Patroon voor voorkomen van onbevoegd kopiëren:
Hiermee wordt tekst of een patroon afgedrukt op onbevoegde kopieën van documenten.
Patrooninstellingen
Patrooneffect voor voorkomen van onbevoegd kopiëren: Geef een combinatie van tekst en een patroon op.
Maskertype voor patroon: Selecteer uit 11 types.
Patroonkleur: Hier kunt u een kleur selecteren: zwart, cyaan en magenta.
Patroondichtheid: Hier kunt u een van de 5 gradatieniveaus selecteren.
Effect gegevensbeveiliging voor kopiëren: Geef een combinatie van tekst en een patroon op.
Tekstinstelling
Selecteer een tekstreeks voor Tekstselectie uit de standaard teksttekenreeksen, zoals Gebruikersnaam, Datum & tijd, aangepaste tekst of "KOPIE". U kunt het lettertype, de puntgrootte, de afdruklocatie en hoek opgeven, en of de stempel moet worden herhaald voor de geselecteerde teksttekenreeks.
Druk op [OK].
Druk op [Home] (), en log vervolgens uit bij het apparaat.
Als u het kopiëren van documenten die zijn opgegeven in Gegevensbeveiliging voor kopiëren wilt uitschakelen, drukt u op [Systeeminstellingen][Instellingen voor beheerder][Beveiligingspatroon/-stempel][Gegevensbeveiliging voor kopiëren detecteren], en geeft u vervolgens [Aan] op.
De functie Rechtstreekse afdruktaken beperken opgeven
Log in als apparaatbeheerder op het bedieningspaneel van het apparaat.
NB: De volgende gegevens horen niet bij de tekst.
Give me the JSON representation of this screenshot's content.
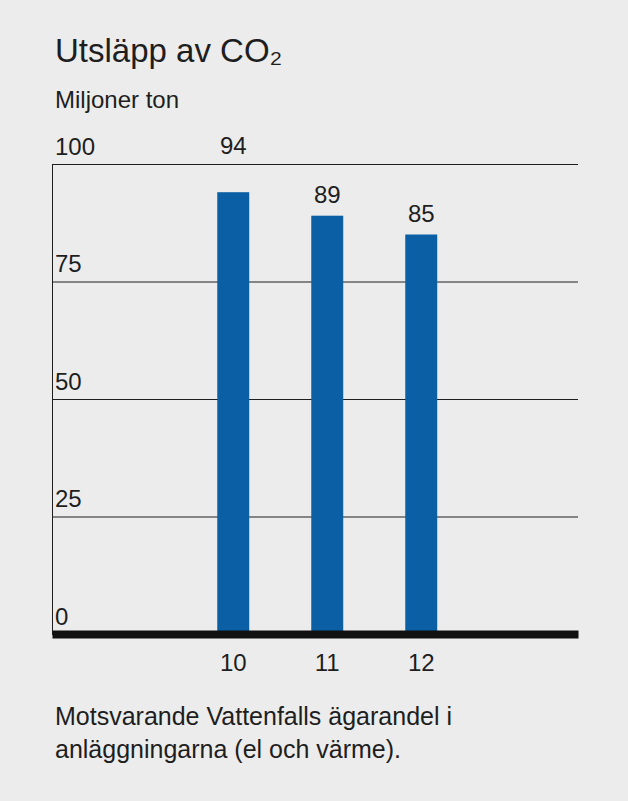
{
  "chart_data": {
    "type": "bar",
    "title": "Utsläpp av CO₂",
    "y_label": "Miljoner ton",
    "note": "Motsvarande Vattenfalls ägarandel i anläggningarna (el och värme).",
    "categories": [
      "10",
      "11",
      "12"
    ],
    "values": [
      94,
      89,
      85
    ],
    "color": "#0b5fa5",
    "ylim": [
      0,
      100
    ],
    "yticks": [
      0,
      25,
      50,
      75,
      100
    ],
    "grid": true,
    "data_labels": true
  }
}
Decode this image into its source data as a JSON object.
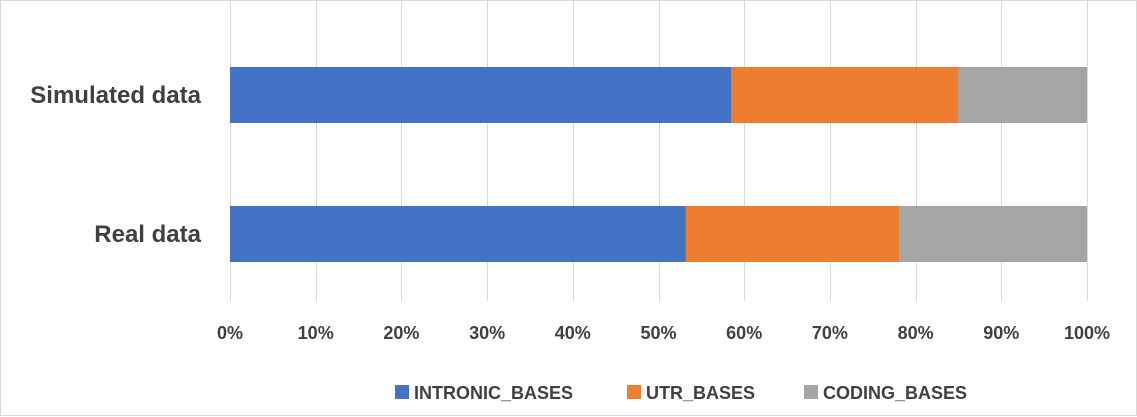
{
  "chart_data": {
    "type": "bar",
    "orientation": "horizontal",
    "stacked": "100%",
    "categories": [
      "Simulated data",
      "Real data"
    ],
    "series": [
      {
        "name": "INTRONIC_BASES",
        "color": "#4472C4",
        "values": [
          58.5,
          53.2
        ]
      },
      {
        "name": "UTR_BASES",
        "color": "#ED7D31",
        "values": [
          26.5,
          24.9
        ]
      },
      {
        "name": "CODING_BASES",
        "color": "#A5A5A5",
        "values": [
          15.0,
          21.9
        ]
      }
    ],
    "xlim": [
      0,
      100
    ],
    "x_ticks": [
      "0%",
      "10%",
      "20%",
      "30%",
      "40%",
      "50%",
      "60%",
      "70%",
      "80%",
      "90%",
      "100%"
    ],
    "grid": true,
    "legend_position": "bottom",
    "title": "",
    "xlabel": "",
    "ylabel": ""
  }
}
Druk op het Home-scherm op [Instellingen].
Druk in het instellingenscherm op [Printereigenschappen].
Druk op [Gegevensbeheer/Onderhoud][Taken afdrukken][Directe afdruktaken beperken].
In de lijst naast Directe afdruktaken beperken selecteert u [Taken automatisch opslaan].
Als u [Alle directe afdruktaken annuleren] selecteert, worden alle af te drukken afdruktaken geannuleerd zonder te worden opgeslagen.
Druk op [OK].
Druk op [Home] (), en log vervolgens uit bij het apparaat.